監察の最大の焦点は、日報の電子データが陸自に保管されていたことについて稲田氏が報告を受け、非公表とする方針を了承したのかという点だった。
稲田氏はこれまで、一貫して「そのような事実はない」と否定してきたが、監察結果は「日報データの存在について何らかの発言があった可能性は否定できない」と指摘した。会見で稲田氏は「報告を受けた認識は今でもないが、監察の結果は率直に受け入れる」と話した。
会見開始から約7分後。稲田氏は、日報に関する一連の問題が防衛省の情報公開の姿勢への疑念を招き、国内外で任務にあたる隊員の士気に影響しかねないことに懸念を示したうえで、こう続けた。

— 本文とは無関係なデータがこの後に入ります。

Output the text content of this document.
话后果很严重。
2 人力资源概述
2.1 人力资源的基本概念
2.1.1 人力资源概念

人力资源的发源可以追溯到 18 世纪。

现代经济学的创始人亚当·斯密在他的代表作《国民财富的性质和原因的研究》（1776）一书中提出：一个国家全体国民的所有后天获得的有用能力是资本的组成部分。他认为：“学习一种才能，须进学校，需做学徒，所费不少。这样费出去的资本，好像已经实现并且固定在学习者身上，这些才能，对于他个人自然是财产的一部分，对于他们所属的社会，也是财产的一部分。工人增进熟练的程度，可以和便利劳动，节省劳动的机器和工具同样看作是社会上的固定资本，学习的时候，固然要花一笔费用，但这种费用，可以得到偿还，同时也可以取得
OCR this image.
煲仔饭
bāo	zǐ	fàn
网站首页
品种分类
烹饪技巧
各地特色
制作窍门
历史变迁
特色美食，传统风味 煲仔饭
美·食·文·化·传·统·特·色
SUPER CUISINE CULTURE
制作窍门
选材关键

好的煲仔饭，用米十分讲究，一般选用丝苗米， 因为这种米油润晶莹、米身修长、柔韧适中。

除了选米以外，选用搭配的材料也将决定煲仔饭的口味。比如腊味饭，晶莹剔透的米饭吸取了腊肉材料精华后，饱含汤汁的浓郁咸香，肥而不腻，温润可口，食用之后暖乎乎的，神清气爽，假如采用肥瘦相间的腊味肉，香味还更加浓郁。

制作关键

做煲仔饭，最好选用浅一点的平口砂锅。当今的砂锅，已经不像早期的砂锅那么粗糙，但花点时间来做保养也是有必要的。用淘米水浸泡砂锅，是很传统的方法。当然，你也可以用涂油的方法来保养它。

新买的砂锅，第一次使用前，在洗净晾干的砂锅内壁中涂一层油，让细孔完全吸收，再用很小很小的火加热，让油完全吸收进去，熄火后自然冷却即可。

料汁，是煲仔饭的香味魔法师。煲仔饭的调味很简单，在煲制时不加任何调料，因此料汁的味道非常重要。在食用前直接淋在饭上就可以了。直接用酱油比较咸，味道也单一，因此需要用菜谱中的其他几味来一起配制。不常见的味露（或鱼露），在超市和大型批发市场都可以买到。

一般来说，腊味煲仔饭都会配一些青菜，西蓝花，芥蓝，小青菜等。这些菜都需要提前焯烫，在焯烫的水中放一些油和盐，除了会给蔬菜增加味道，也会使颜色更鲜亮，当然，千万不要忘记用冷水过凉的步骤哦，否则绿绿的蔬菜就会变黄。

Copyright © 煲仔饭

「防衛省、自衛隊を指揮監督する防衛大臣として、その責任を痛感しており、1カ月分の給与を返納することにした。さらに、そのうえで、防衛大臣としての職を辞することにした。先ほど総理に辞表を提出し、了承された」
約50分の会見では、日報の電子データを非公表としたことへの稲田氏の関与を問う質問が相次いだが、稲田氏は「報告を受けたという認識はない」「報告はなかった」と繰り返した。終始、前を向き、表情を変えることはほとんどなかった。